(Re)discovering music theory: AI algorithm learns the rules of musical composition and provides a framework for knowledge discovery


Michael O'Boyle

Professor Lav Varshney
Professor Lav Varshney

Can an AI algorithm learn the rules of Western music theory without any prior knowledge of music? And can it express them in a simple form that humans can understand?

According to Lav Varshney, professor of electrical & computer engineering at the University of Illinois Urbana-Champaign, the answer is “Yes!” His work with former graduate student Haizi Yu introduces a new machine learning paradigm called information lattice learning. As they discuss in their article published in IEEE BITS magazine, the algorithm analyzes datasets by looking for simple, easy-to-understand rules, mimicking how humans make sense of unfamiliar ideas or data. When applied to 370 works by the late-Baroque composer Johann Sebastian Bach, it correctly identified the principles of music composition found in standard textbooks, and it expressed them in a form that music students could understand.

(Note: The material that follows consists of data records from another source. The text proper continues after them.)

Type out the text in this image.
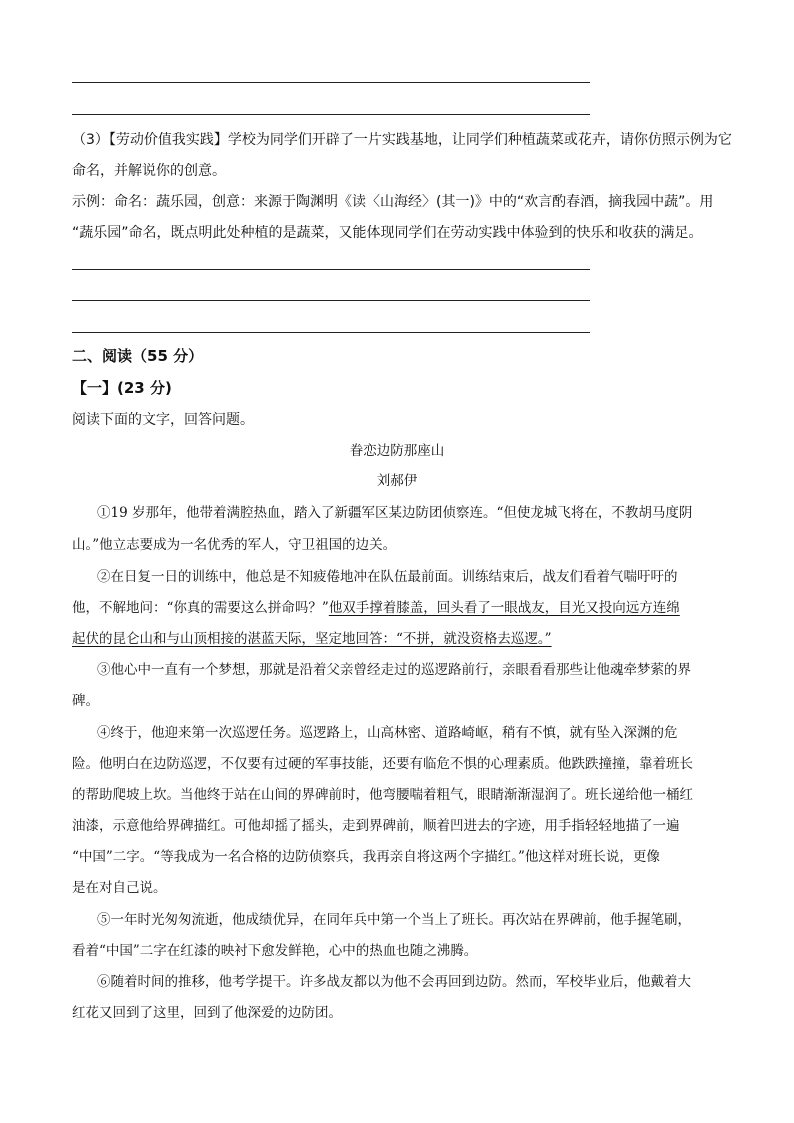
（3）【劳动价值我实践】学校为同学们开辟了一片实践基地，让同学们种植蔬菜或花卉，请你仿照示例为它
命名，并解说你的创意。
示例：命名：蔬乐园，创意：来源于陶渊明《读〈山海经〉(其一)》中的“欢言酌春酒，摘我园中蔬”。用
“蔬乐园”命名，既点明此处种植的是蔬菜，又能体现同学们在劳动实践中体验到的快乐和收获的满足。
二、阅读（55 分）
【一】(23 分)
阅读下面的文字，回答问题。
眷恋边防那座山
刘郝伊
①19 岁那年，他带着满腔热血，踏入了新疆军区某边防团侦察连。“但使龙城飞将在，不教胡马度阴
山。”他立志要成为一名优秀的军人，守卫祖国的边关。
②在日复一日的训练中，他总是不知疲倦地冲在队伍最前面。训练结束后，战友们看着气喘吁吁的
他，不解地问：“你真的需要这么拼命吗？”他双手撑着膝盖，回头看了一眼战友，目光又投向远方连绵
起伏的昆仑山和与山顶相接的湛蓝天际，坚定地回答：“不拼，就没资格去巡逻。”
③他心中一直有一个梦想，那就是沿着父亲曾经走过的巡逻路前行，亲眼看看那些让他魂牵梦萦的界
碑。
④终于，他迎来第一次巡逻任务。巡逻路上，山高林密、道路崎岖，稍有不慎，就有坠入深渊的危
险。他明白在边防巡逻，不仅要有过硬的军事技能，还要有临危不惧的心理素质。他跌跌撞撞，靠着班长
的帮助爬坡上坎。当他终于站在山间的界碑前时，他弯腰喘着粗气，眼睛渐渐湿润了。班长递给他一桶红
油漆，示意他给界碑描红。可他却摇了摇头，走到界碑前，顺着凹进去的字迹，用手指轻轻地描了一遍
“中国”二字。“等我成为一名合格的边防侦察兵，我再亲自将这两个字描红。”他这样对班长说，更像
是在对自己说。
⑤一年时光匆匆流逝，他成绩优异，在同年兵中第一个当上了班长。再次站在界碑前，他手握笔刷，
看着“中国”二字在红漆的映衬下愈发鲜艳，心中的热血也随之沸腾。
⑥随着时间的推移，他考学提干。许多战友都以为他不会再回到边防。然而，军校毕业后，他戴着大
红花又回到了这里，回到了他深爱的边防团。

Information lattice learning has the potential to enable knowledge discovery in disciplines beyond music by determining simple principles governing datasets. “It has been used to learn fundamental laws in neuroscience, chemistry, and quantum optics, and it does this with no prior knowledge built in and very little data,” Varshney said.

A student learning from a teacher

The algorithm identifies the principles underlying a musical style with an architecture inspired by the interaction between a student and a teacher. A “student” produces the most random composition consistent with a provided set of rules. A “teacher” then compares the result to a body of work in the target style and creates a new rule to bring the student closer to that style. The teacher strives to create rules that are simple as possible to facilitate human understanding.

Varshney notes that this emulates an idea from psychology where people develop a stronger understanding of new concepts by talking about them with others. “There is work showing that communication between agents about novel phenomena leads to better abstraction and clearer knowledge discovery, and we seem to have rediscovered that,” he said.

Rules from symmetry

The generated rules are mathematical constraints between characteristics of the data. Without prior knowledge, these characteristics can only be patterns, or symmetries observed in the data. “This is the foundation of information lattice learning,” according to Varshney. “When considering data with no prior knowledge, the only thing one can really see is symmetry.”  

Before the student-teacher cycle begins, the algorithm must define a set of possible characteristics from which the teacher draws when constructing rules. One way is to draw from Core Knowledge - a set of abilities cognitive scientists believe are innate to all humans that includes counting, sorting, and elementary pattern recognition - to create a set of symmetries. Varshney compares this set, called the partition lattice, to a universe of concepts.

For example, the C and D major scales are constructed by assembling notes based on the same pattern. The only difference is the starting note. This fact can be represented as a mathematical symmetry by noting that scales which only differ by the staring note belong to the same class. This is one concept that could be included in the partition lattice.

An unexpected connection

As Varshney and Yu were developing these ideas, they learned that Claude Shannon, the engineering theorist who founded the field of information theory, proposed a similar construct in 1950. The partition lattice generalizes what Shannon called the information lattice, a framework for comparing information content between sources. The difference is that the partition lattice does not impose quantitative measures of correlation, so only relative structure and hierarchy remain. Correlations can then be learned from the data.

Varshney explained that this has proven to be a powerful idea, saying, “An important breakthrough was the realization that clusters form a hierarchical structure, so the knowledge that is discovered will also naturally have a hierarchical structure. This is how human knowledge builds on top of itself.”

AI co-creativity

To evaluate the success of information lattice learning in identifying the underlying laws of music theory, Varshney and Yu collaborated with Illinois professor of music Heinrich Taube. They gave students in the CS + Music program the algorithm-generated rules for Bach’s compositions and asked the students to interpret them. In a vast majority of the cases, the students correctly identified the human-language equivalent to the rules. The program even identified rules which were not previously codified.

In addition, Yu, who was later a postdoctoral scholar at the University of Chicago’s Knowledge Lab, is leading the company Kocree, Inc. which is using features from information lattice learning to develop an environment where users can collaboratively create music. This co-creativity environment is used in outreach to engage youth in STEM through musical composition in collaboration with Hip Hop Xpress at the University of Illinois as well as the Musical Arts Institute in Chicago, the House of Miles in East St. Louis, Illinois, and My Music Ed in Dayton, Ohio.